O momento pós-golpe de 64, para ele, foi de derivação. "Movimentos como o tropicalismo já eram de pura perda de substância política. Tal perda é lamentável."
João das Neves
Também egresso do primeiro CPC, em que dirigia o setor de teatro de rua, criando montagens para praças e portas de fábricas, o diretor teatral João das Neves, 63, relativiza a volta nos anos 90.
"Não vejo muito sentido na volta pura e simples, se for nos mesmos moldes de antes. Mas se houver inquietação, sim. É auspicioso a moçada se mobilizar, mas sem esquecer a experiência antiga."
João das Neves defende o caldo cultural em que se fermentou o primeiro CPC. "Era um fórum de discussões e realizações em todos os níveis, havia atividade criativa todo dia. E, diferentemente do que se pensa, havia muitas vertentes diferentes, algumas equivocadas, mas nenhuma predominante."
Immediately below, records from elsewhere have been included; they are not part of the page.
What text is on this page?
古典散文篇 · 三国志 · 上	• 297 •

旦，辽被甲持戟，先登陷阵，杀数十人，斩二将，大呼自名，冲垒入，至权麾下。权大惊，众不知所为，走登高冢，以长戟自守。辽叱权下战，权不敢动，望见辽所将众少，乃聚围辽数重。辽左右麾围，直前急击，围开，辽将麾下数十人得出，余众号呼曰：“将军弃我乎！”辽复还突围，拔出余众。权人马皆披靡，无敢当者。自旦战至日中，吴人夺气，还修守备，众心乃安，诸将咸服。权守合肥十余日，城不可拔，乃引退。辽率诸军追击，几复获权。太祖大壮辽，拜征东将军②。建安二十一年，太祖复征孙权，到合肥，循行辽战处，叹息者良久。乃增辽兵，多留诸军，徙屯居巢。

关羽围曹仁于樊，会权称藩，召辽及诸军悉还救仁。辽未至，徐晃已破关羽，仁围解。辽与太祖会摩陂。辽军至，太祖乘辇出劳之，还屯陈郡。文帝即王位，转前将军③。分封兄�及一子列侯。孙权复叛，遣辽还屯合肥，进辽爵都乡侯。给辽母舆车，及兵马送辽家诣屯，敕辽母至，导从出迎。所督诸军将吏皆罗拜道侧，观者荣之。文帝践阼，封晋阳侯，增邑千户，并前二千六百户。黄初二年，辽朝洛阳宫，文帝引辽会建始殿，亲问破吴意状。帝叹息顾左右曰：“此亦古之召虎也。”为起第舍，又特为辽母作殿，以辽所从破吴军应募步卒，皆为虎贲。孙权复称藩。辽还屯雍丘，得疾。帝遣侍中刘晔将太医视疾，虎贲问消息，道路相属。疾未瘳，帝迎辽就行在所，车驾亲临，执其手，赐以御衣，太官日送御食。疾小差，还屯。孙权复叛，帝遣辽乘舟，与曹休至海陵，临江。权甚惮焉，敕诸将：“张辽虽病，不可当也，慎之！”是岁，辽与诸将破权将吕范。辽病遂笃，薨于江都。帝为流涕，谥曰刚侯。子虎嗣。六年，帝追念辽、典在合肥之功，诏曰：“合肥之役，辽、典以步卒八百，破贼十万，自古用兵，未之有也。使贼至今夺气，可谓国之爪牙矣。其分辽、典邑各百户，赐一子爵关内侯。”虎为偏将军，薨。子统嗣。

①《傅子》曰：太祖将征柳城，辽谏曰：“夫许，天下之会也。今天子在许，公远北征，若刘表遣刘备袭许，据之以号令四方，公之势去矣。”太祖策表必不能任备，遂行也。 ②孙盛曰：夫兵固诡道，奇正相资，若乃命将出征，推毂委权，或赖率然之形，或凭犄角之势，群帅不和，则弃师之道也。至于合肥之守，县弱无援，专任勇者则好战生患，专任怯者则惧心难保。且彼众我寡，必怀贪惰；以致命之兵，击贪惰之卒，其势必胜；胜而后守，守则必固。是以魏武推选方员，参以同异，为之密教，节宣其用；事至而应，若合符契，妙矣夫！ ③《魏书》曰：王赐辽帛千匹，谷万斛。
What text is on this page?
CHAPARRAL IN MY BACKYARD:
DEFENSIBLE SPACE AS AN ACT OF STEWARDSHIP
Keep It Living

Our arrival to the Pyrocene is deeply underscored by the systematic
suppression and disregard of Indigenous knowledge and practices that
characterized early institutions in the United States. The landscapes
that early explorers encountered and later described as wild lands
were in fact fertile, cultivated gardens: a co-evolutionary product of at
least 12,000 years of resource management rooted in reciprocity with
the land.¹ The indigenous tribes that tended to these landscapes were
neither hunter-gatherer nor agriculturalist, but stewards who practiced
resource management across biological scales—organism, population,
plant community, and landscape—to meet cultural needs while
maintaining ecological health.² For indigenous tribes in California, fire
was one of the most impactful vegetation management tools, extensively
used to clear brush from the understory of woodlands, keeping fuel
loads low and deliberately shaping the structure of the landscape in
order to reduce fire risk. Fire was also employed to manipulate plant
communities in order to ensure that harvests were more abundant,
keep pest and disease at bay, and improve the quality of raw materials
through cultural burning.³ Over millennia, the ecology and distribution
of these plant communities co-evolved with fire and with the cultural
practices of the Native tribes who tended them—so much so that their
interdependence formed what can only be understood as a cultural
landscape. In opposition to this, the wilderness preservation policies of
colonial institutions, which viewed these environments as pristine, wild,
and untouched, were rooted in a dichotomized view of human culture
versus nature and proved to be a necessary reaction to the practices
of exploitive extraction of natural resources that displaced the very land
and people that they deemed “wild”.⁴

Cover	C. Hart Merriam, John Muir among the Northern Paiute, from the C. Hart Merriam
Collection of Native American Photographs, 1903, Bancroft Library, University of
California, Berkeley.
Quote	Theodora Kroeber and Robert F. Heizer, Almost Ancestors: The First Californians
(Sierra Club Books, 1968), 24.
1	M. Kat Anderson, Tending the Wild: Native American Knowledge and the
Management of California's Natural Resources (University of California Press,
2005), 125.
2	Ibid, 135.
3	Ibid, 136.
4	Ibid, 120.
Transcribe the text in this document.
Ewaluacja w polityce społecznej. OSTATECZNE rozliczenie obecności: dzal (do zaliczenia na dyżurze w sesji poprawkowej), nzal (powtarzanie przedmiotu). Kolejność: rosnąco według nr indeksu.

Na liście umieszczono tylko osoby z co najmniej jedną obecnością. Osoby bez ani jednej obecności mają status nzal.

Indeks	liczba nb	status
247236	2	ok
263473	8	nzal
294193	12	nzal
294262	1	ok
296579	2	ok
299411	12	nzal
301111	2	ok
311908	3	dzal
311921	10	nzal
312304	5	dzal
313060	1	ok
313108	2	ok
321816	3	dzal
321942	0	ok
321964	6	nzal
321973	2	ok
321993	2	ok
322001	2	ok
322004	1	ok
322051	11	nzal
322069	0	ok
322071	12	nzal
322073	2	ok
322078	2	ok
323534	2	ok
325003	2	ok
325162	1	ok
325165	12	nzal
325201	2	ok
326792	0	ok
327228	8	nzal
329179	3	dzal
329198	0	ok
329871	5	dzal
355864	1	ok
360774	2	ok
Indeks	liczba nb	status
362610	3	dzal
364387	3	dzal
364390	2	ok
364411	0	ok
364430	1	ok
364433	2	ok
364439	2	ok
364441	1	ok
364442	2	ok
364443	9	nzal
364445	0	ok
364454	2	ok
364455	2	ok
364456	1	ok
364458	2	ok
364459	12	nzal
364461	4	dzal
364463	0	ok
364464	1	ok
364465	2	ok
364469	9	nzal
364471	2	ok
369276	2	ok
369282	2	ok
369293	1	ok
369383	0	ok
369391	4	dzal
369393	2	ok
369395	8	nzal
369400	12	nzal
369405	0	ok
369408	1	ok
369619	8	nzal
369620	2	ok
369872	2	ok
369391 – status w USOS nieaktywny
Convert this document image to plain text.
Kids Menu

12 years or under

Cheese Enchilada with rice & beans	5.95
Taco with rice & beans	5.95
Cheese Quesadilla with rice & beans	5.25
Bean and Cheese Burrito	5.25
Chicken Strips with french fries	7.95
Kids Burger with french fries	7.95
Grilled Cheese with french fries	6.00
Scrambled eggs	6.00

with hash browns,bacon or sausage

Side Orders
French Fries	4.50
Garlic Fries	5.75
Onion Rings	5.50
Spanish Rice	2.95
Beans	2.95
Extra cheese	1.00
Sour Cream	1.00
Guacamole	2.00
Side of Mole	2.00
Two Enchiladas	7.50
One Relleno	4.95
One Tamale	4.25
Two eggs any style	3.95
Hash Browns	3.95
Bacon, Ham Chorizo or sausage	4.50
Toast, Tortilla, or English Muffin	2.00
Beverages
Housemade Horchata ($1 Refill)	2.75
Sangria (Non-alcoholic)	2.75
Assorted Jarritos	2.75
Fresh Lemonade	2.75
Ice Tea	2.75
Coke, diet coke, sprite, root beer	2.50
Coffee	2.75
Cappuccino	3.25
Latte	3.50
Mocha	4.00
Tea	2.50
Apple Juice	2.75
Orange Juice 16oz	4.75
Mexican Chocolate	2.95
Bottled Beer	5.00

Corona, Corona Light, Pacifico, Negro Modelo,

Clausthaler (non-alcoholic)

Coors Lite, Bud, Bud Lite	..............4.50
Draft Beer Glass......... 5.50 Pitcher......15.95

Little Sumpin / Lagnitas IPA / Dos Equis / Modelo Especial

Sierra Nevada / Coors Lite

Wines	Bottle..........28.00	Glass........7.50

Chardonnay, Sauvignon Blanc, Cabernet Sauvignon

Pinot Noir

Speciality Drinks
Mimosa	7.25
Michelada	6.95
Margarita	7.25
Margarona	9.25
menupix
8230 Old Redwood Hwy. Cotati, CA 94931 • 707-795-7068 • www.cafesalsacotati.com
A história, segundo ele, registrou a proposta filosófica de Carlos Estevam, por meio de documento interno que ele redigiu. "É tomado como linha mestra, mas não era. Sempre achei equivocada sua visão sobre cultura popular revolucionária, de considerar alienadas as manifestações populares espontâneas."
O diretor prefere se manter afastado de qualquer tentativa de recapitulação daquele momento. Tem dirigido montagens como "Tributo a Chico Mendes" (encenada com seringueiros, no Acre) e "Primeiras Histórias", de Guimarães Rosa (com alunos de artes cênicas da Unicamp), e o show da cantora mineira Titane.